Teachers approach this topic by foregrounding agency and constraint: Jews were neither solely victims nor solely beneficiaries. Using role-plays and debates helps students confront the gap between royal policy and local experience. Avoid framing Jewish life as inevitable decline; instead, show how economic structures and ideological shifts made expulsion a tool of state power.

Students will explain how Jewish settlers contributed to medieval towns and why tensions grew, citing evidence from multiple sources. They will also analyze opposing viewpoints and construct a coherent timeline of key events from 1066 to 1290.


Watch Out for These Misconceptions

  • During Station Rotation: Sources of Jewish Life, watch for students generalizing that all Jewish people were wealthy moneylenders based on a few merchant guild references.

    Redirect students to the tax tallies and property seizures in the station materials, then ask them to calculate how many Jewish households in York held less than 20 marks in assets to confront the reality of widespread poverty.
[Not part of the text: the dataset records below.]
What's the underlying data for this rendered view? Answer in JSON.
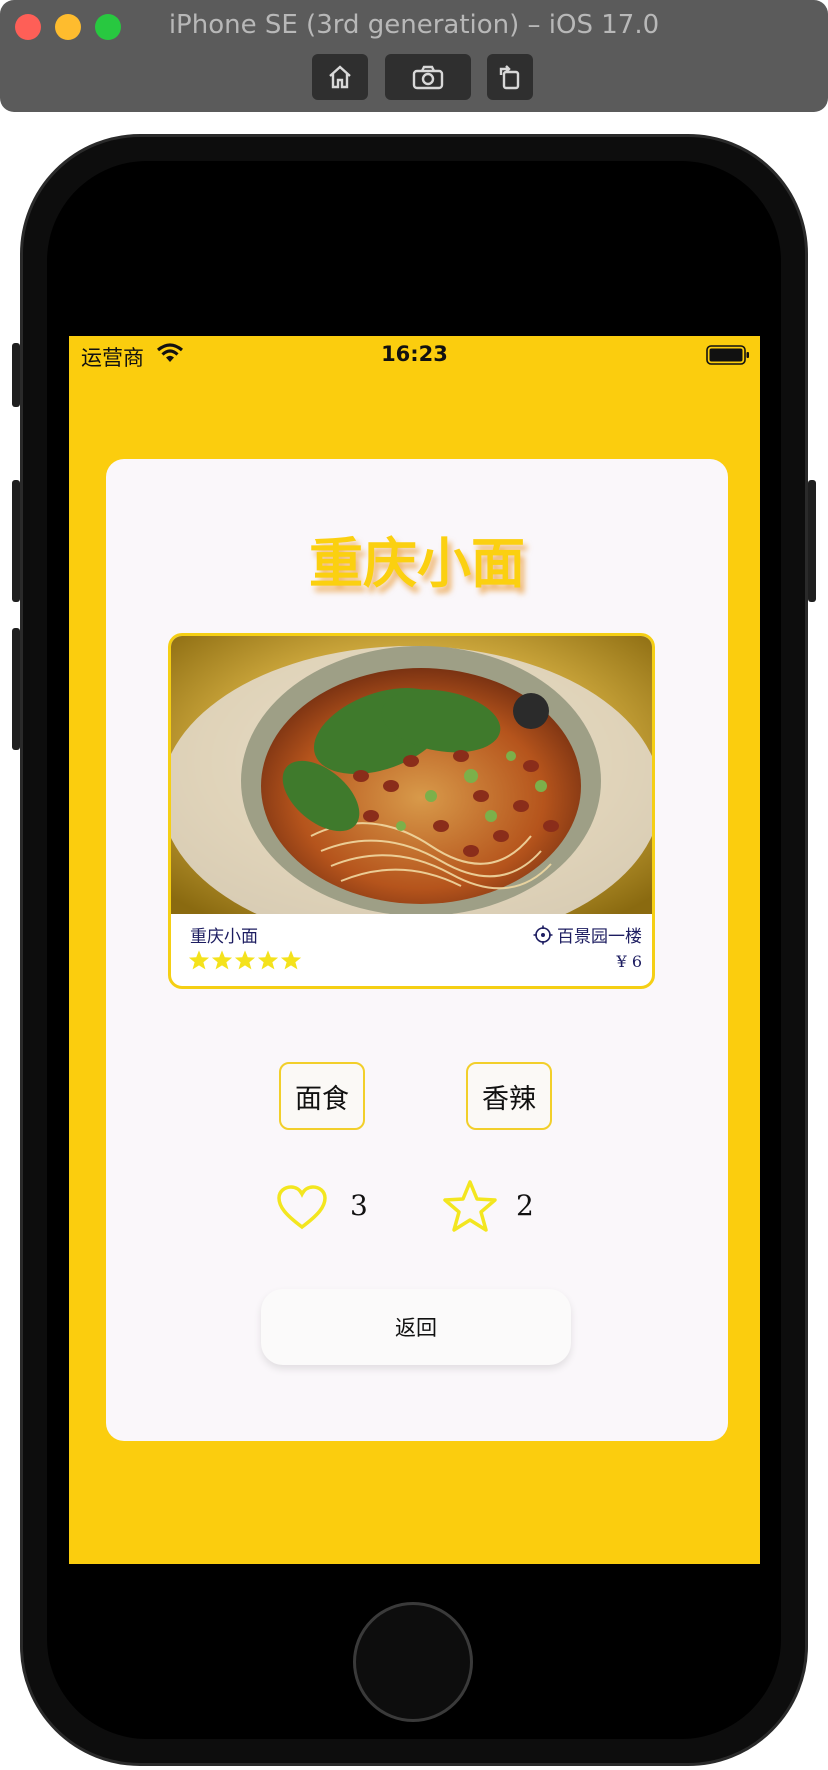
{
  "window": {
    "title": "iPhone SE (3rd generation) – iOS 17.0",
    "toolbar_icons": [
      "home-icon",
      "screenshot-icon",
      "rotate-icon"
    ]
  },
  "status_bar": {
    "carrier": "运营商",
    "time": "16:23"
  },
  "page": {
    "title": "重庆小面",
    "food_card": {
      "name": "重庆小面",
      "location": "百景园一楼",
      "price": "¥ 6",
      "rating": 5,
      "rating_max": 5
    },
    "tags": [
      "面食",
      "香辣"
    ],
    "likes": "3",
    "favorites": "2",
    "back_label": "返回"
  },
  "colors": {
    "accent": "#fbcd0e",
    "card_bg": "#faf7fa",
    "title": "#fbd010",
    "text_dark": "#1c1c60"
  }
}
  • During Pairs Debate: Causes of Expulsion, watch for students treating the expulsion as purely religious without considering financial pressures.

    Prompt each pair to add a third column to their planning sheet labeled ‘Money Matters,’ where they must cite at least one tax record or debt ledger showing royal reliance on Jewish capital before 1290.

  • During Role-Play Court: Edward I's Decision, watch for students assuming Edward acted from personal anti-Jewish hatred rather than fiscal calculation.

    Provide each role with a partial copy of Edward’s war finance records so students must weigh the cost of war against the revenue from expulsion, using the numbers to justify their decisions.